Thirty percent of financial advisors have changed their expected retirement dates because of the COVID-19 pandemic, according to the findings of a recent poll by Ameriprise Financial.

Perhaps the most concerning finding, according to Ameriprise, was that 25% of advisors within 10 years of retirement said they did not currently have a succession plan in place, despite the aging advisor workforce.

That is an ongoing dilemma that several industry executives have pointed to in recent years as a major cause for alarm.

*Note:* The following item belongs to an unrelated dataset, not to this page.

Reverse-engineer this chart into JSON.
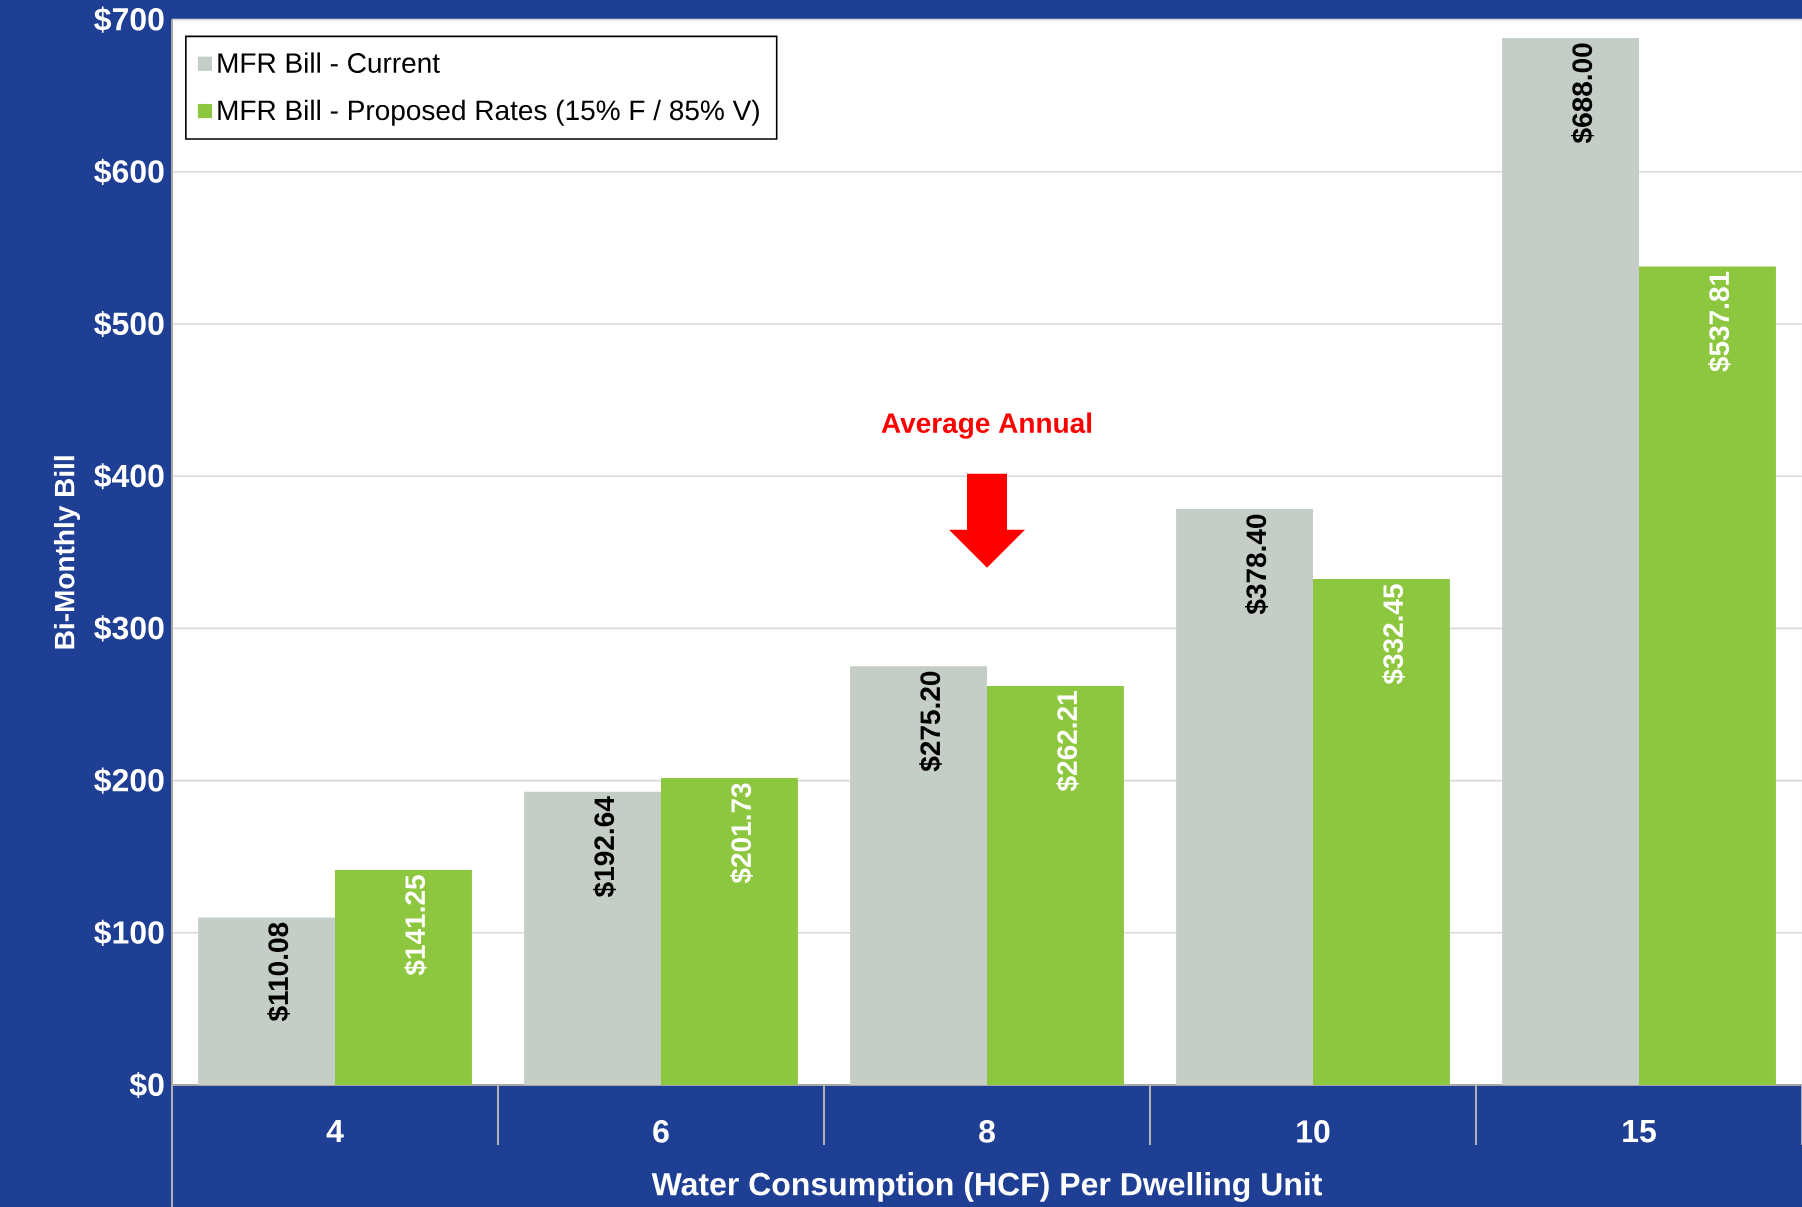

David DeVoe, CEO and founder of DeVoe & Co. said during a 2020 webinar that the industry “is facing a potential crisis here with succession planning.”

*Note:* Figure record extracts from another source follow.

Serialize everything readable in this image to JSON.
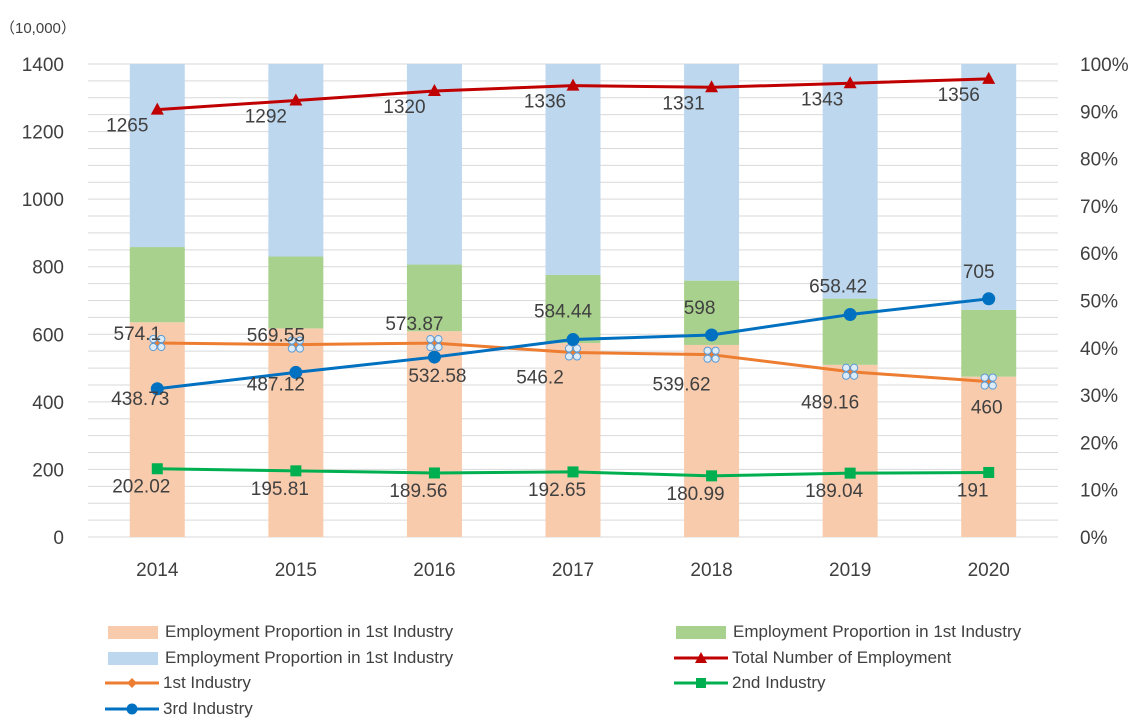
{
  "chart_data": {
    "type": "bar",
    "stacked": true,
    "title": "",
    "unit_label": "（10,000）",
    "categories": [
      "2014",
      "2015",
      "2016",
      "2017",
      "2018",
      "2019",
      "2020"
    ],
    "y_left": {
      "min": 0,
      "max": 1400,
      "step": 200,
      "ticks": [
        "0",
        "200",
        "400",
        "600",
        "800",
        "1000",
        "1200",
        "1400"
      ]
    },
    "y_right": {
      "min": 0,
      "max": 100,
      "step": 10,
      "ticks": [
        "0%",
        "10%",
        "20%",
        "30%",
        "40%",
        "50%",
        "60%",
        "70%",
        "80%",
        "90%",
        "100%"
      ]
    },
    "grid": true,
    "bar_series": [
      {
        "name": "Employment Proportion in 1st Industry",
        "color": "#F8CBAD",
        "values": [
          45.4,
          44.1,
          43.5,
          41.0,
          40.6,
          36.4,
          33.9
        ]
      },
      {
        "name": "Employment Proportion in 1st Industry",
        "color": "#A9D18E",
        "values": [
          15.9,
          15.2,
          14.1,
          14.4,
          13.6,
          14.0,
          14.1
        ]
      },
      {
        "name": "Employment Proportion in 1st Industry",
        "color": "#BDD7EE",
        "values": [
          38.7,
          40.7,
          42.4,
          44.6,
          45.8,
          49.6,
          52.0
        ]
      }
    ],
    "line_series": [
      {
        "name": "Total Number of Employment",
        "color": "#C00000",
        "marker": "triangle",
        "values": [
          1265,
          1292,
          1320,
          1336,
          1331,
          1343,
          1356
        ],
        "labels": [
          "1265",
          "1292",
          "1320",
          "1336",
          "1331",
          "1343",
          "1356"
        ]
      },
      {
        "name": "1st Industry",
        "color": "#ED7D31",
        "marker": "diamond",
        "values": [
          574.1,
          569.55,
          573.87,
          546.2,
          539.62,
          489.16,
          460
        ],
        "labels": [
          "574.1",
          "569.55",
          "573.87",
          "546.2",
          "539.62",
          "489.16",
          "460"
        ]
      },
      {
        "name": "2nd Industry",
        "color": "#00B050",
        "marker": "square",
        "values": [
          202.02,
          195.81,
          189.56,
          192.65,
          180.99,
          189.04,
          191
        ],
        "labels": [
          "202.02",
          "195.81",
          "189.56",
          "192.65",
          "180.99",
          "189.04",
          "191"
        ]
      },
      {
        "name": "3rd Industry",
        "color": "#0070C0",
        "marker": "circle",
        "values": [
          438.73,
          487.12,
          532.58,
          584.44,
          598,
          658.42,
          705
        ],
        "labels": [
          "438.73",
          "487.12",
          "532.58",
          "584.44",
          "598",
          "658.42",
          "705"
        ]
      }
    ],
    "legend_position": "bottom"
  }
}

At the recent EDGE conference in Hollywood, Florida, DeVoe said succession planning remained a major issue, with many advisors still “challenged” when it comes to “putting succession plans in place.”

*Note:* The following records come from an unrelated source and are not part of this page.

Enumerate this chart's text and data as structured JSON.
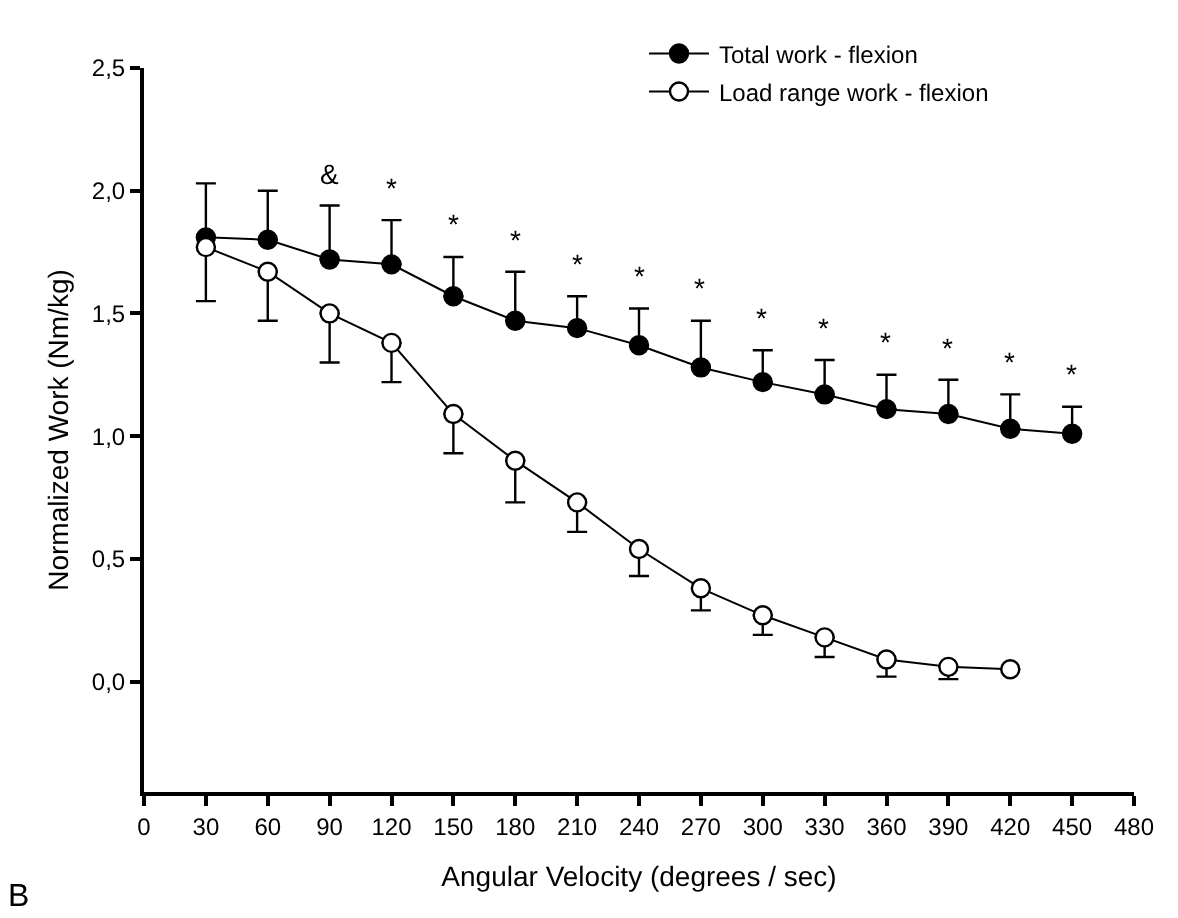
{
  "chart_data": {
    "type": "line",
    "xlabel": "Angular Velocity (degrees / sec)",
    "ylabel": "Normalized Work (Nm/kg)",
    "xlim": [
      0,
      480
    ],
    "xticks": [
      0,
      30,
      60,
      90,
      120,
      150,
      180,
      210,
      240,
      270,
      300,
      330,
      360,
      390,
      420,
      450,
      480
    ],
    "ylim": [
      -0.45,
      2.5
    ],
    "yticks": [
      {
        "value": 0,
        "label": "0,0"
      },
      {
        "value": 0.5,
        "label": "0,5"
      },
      {
        "value": 1,
        "label": "1,0"
      },
      {
        "value": 1.5,
        "label": "1,5"
      },
      {
        "value": 2,
        "label": "2,0"
      },
      {
        "value": 2.5,
        "label": "2,5"
      }
    ],
    "legend": "top right",
    "marker": "circle",
    "line_style": "solid",
    "series": [
      {
        "name": "Total work - flexion",
        "color": "#000000",
        "x": [
          30,
          60,
          90,
          120,
          150,
          180,
          210,
          240,
          270,
          300,
          330,
          360,
          390,
          420,
          450
        ],
        "values": [
          1.81,
          1.8,
          1.72,
          1.7,
          1.57,
          1.47,
          1.44,
          1.37,
          1.28,
          1.22,
          1.17,
          1.11,
          1.09,
          1.03,
          1.01
        ],
        "errors": [
          [
            1.81,
            2.03
          ],
          [
            1.8,
            2.0
          ],
          [
            1.72,
            1.94
          ],
          [
            1.7,
            1.88
          ],
          [
            1.57,
            1.73
          ],
          [
            1.47,
            1.67
          ],
          [
            1.44,
            1.57
          ],
          [
            1.37,
            1.52
          ],
          [
            1.28,
            1.47
          ],
          [
            1.22,
            1.35
          ],
          [
            1.17,
            1.31
          ],
          [
            1.11,
            1.25
          ],
          [
            1.09,
            1.23
          ],
          [
            1.03,
            1.17
          ],
          [
            1.01,
            1.12
          ]
        ]
      },
      {
        "name": "Load range work - flexion",
        "color": "#000000",
        "marker": "circle-open",
        "x": [
          30,
          60,
          90,
          120,
          150,
          180,
          210,
          240,
          270,
          300,
          330,
          360,
          390,
          420
        ],
        "values": [
          1.77,
          1.67,
          1.5,
          1.38,
          1.09,
          0.9,
          0.73,
          0.54,
          0.38,
          0.27,
          0.18,
          0.09,
          0.06,
          0.05
        ],
        "errors": [
          [
            1.55,
            1.77
          ],
          [
            1.47,
            1.67
          ],
          [
            1.3,
            1.5
          ],
          [
            1.22,
            1.38
          ],
          [
            0.93,
            1.09
          ],
          [
            0.73,
            0.9
          ],
          [
            0.61,
            0.73
          ],
          [
            0.43,
            0.54
          ],
          [
            0.29,
            0.38
          ],
          [
            0.19,
            0.27
          ],
          [
            0.1,
            0.18
          ],
          [
            0.02,
            0.09
          ],
          [
            0.01,
            0.06
          ],
          null
        ]
      }
    ],
    "annotations": [
      {
        "text": "&",
        "x": 90,
        "y": 1.94
      },
      {
        "text": "*",
        "x": 120,
        "y": 1.88
      },
      {
        "text": "*",
        "x": 150,
        "y": 1.73
      },
      {
        "text": "*",
        "x": 180,
        "y": 1.67
      },
      {
        "text": "*",
        "x": 210,
        "y": 1.57
      },
      {
        "text": "*",
        "x": 240,
        "y": 1.52
      },
      {
        "text": "*",
        "x": 270,
        "y": 1.47
      },
      {
        "text": "*",
        "x": 300,
        "y": 1.35
      },
      {
        "text": "*",
        "x": 330,
        "y": 1.31
      },
      {
        "text": "*",
        "x": 360,
        "y": 1.25
      },
      {
        "text": "*",
        "x": 390,
        "y": 1.23
      },
      {
        "text": "*",
        "x": 420,
        "y": 1.17
      },
      {
        "text": "*",
        "x": 450,
        "y": 1.12
      },
      "B"
    ]
  }
}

The average marketplace advisor is 15 years away from retiring, according to Ameriprise.

While 61% of advisors polled said they had a succession plan and had communicated it to the intended recipients, 25% said they did not have a succession plan yet, and 14% said they intended to sell their practices.

Other Survey Findings

Ameriprise conducted a blind survey of more than 260 advisors from across the industry (wirehouses, regionals, RIAs, etc.), starting in April, to identify key trends regarding retirement, client behavior changes and market confidence in the industry, it said.

The most common client behavior changes seen by advisors were a shift to more conservative investments (42% of advisors) and delaying plans to buy housing (29%).

According to the poll, advisors see the current investing environment as the “most pressing challenge industry advisors face.” Thirty-four percent of advisors saw that as the No.1 challenge, while 65% saw it as a top three challenge.

That was followed by acquiring new clients, with only 17% citing it as the top challenge but 50% citing it as a top three challenge.

Also cited as top practice challenges were building workflow efficiency and managing through the pandemic, each cited by 12% of advisors as the top challenge and by 44% as a top three challenge.

Tools and processes designed to “drive efficiency” represent an “important growth resource for more than half of all advisors, which could help to alleviate the challenges of today’s markets,” according to Ameriprise.

That was cited by 55% of advisors as the growth resource that was top three in importance. It was followed by advisor-facing technology (cited by 41% of advisors), financial planning capabilities (40%) and client acquisition support and client-facing technology (38% each).

Although hiring support was not one of the top growth resources cited by advisors (cited by just 26%), practices had an average of three current open positions, Ameriprise noted.